Le voci sull'arrivo di Ralf Rangnick al Milan nella prossima stagione si stanno facendo così insistenti e provenienti da fonti diverse, autorevoli e qualificate, che diventa difficile catalogarle come semplici rumors di mercato nel mezzo della stagione, quando i giochi non sono ancora fatti. La notizia nata in Germania e rimbalzata poi con prepotenza in Francia, dove addirittura si dà per firmato un accordo con tanto di penale, è stata informalmente smentita dai rappresentanti in Italia di Elliott, però anima il dibattito e difficilmente verrà accantonata in fretta.

Ufficialmente Stefano Pioli gode ancora di possibilità di guadagnarsi la conferma per l'anno prossimo, legata ai risultati (qualificazione alla Champions League o, magari, la vittoria della Coppa Italia e l'ingresso in Europa League) visto che il suo lavoro viene giudicato positivo a chi lo ha chiamato in ottobre a raccogliere la difficile eredità di Giampaolo. Oltre l'ufficialità resta, invece, la sensazione forte che sia destinato al ruolo di traghettatore e che il futuro della panchina rossonera abbia altre connotazioni e un nome diverso.

E qui si inserisce il tema forte.

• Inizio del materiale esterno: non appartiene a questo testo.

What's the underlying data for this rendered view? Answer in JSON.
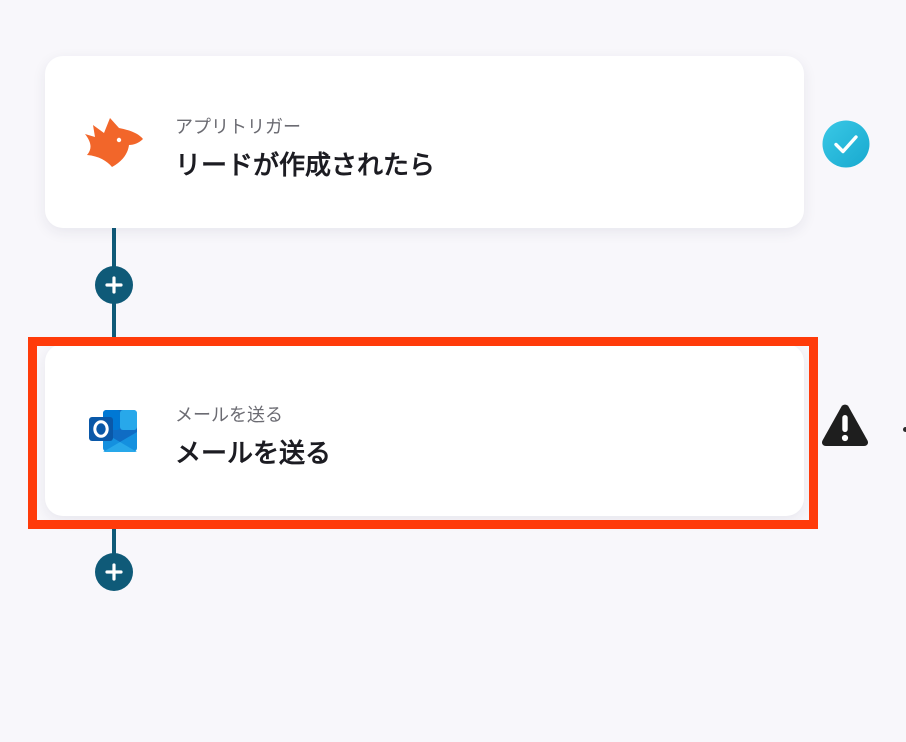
{
  "steps": [
    {
      "subtitle": "アプリトリガー",
      "title": "リードが作成されたら",
      "icon": "fox-app-icon",
      "status": "check-icon",
      "status_color": "#1ab5d6"
    },
    {
      "subtitle": "メールを送る",
      "title": "メールを送る",
      "icon": "outlook-icon",
      "status": "warning-icon",
      "status_color": "#1e1e1e"
    }
  ],
  "colors": {
    "background": "#f8f7fb",
    "connector": "#0f5a78",
    "highlight": "#ff3b0a",
    "fox": "#f2662a",
    "outlook": "#0f6cc4"
  }
}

Siccome l'attuale responsabile dell'area tecnica, Paolo Maldini, ha bocciato l'ipotesi Rangnick con una nettezza inusuale, come sarà possibile vedere il tedesco a Milanello e allo stesso tempo i dirigenti che non lo vogliono? E qui entra in ballo l'ipotesi di una nuova rifondazione a livello manageriale e lo scenario di una prova di forza interna tra anime in competizione e con visioni differenti. Uno scenario deleterio per una società che dal 2016 non trova pace, tra closing, proprietari equivoci e progetti economici e sportivi che si alternano senza soluzione di continuità.

Panorama ha ricostruito nei mesi scorsi l'imponente intervento compiuto dal fondo Elliott per mettere in sicurezza i conti del Milan (LEGGI QUI L'ANALISI). Ora, però, serve una nuova fase con stabilità, ruoli chiari, condivisione di un indirizzo, presa di coscienza degli errori del passato (ad esempio l'idea del Milan solo giovane senza innesti d'esperienza) e valutazione rigorosa dei risultati raggiunti da ciascun protagonista nella propria area di competenza. Immaginare che l'amministratore delegato Gazidis, per quanto rappresentante della proprietà, possa imporre la scelta dell'allenatore - senza entrare nel merito del suo profilo - all'area tecnica significa ricadere in uno schema fallimentare. Il Milan e i milanisti non possono permetterselo.